In today’s world, terrorist bomb attacks and sudden explosion accidents bring serious challenges to underground engineering. Improving the dynamic protection capability of underground engineering is an important social and scientific problem that remains to be solved. Rubber concrete (RC) has an outstanding application prospect in the field of dynamic protection in underground engineering due to its excellent buffering and energy absorption characteristics. Functionally gradient material is a kind of material that can be designed according to the actual situation.

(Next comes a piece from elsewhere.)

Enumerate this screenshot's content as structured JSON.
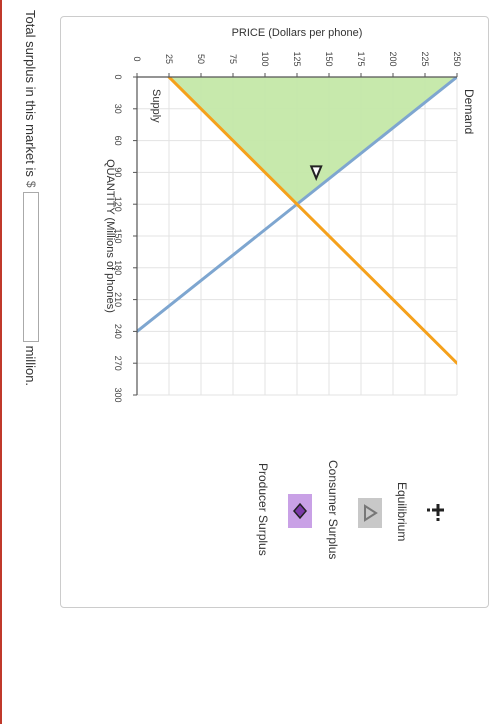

This paper combines the concept of functionally gradient material (FGM) with traditional rubber concrete, proposing a new material: layered gradient rubber concrete, and explores the impact compression resistance and anti-explosion performance of specimens with different gradient modes based on Hopkinson pressure bar testing and LS-DYNA (a finite element software). The results show that there is a strain rate effect in layered gradient rubber concrete, and its failure starts at the weakest strength layer. Considering the stress–strain curve, DIF value and toughness index of the specimens, the concave gradient mode can effectively improve the impact compression performance of traditional rubber concrete. Through numerical simulation, the anti-explosion ability of layered gradient rubber concrete was tested. The concave gradient rubber concrete has the best attenuation effect in the face of explosion stress waves. Compared with the homogeneous rubber concrete, the stress attenuation effects on the structure surface X0, X1.5 and X3 of the concave gradient mode were improved by about 15, 25 and 43%, respectively.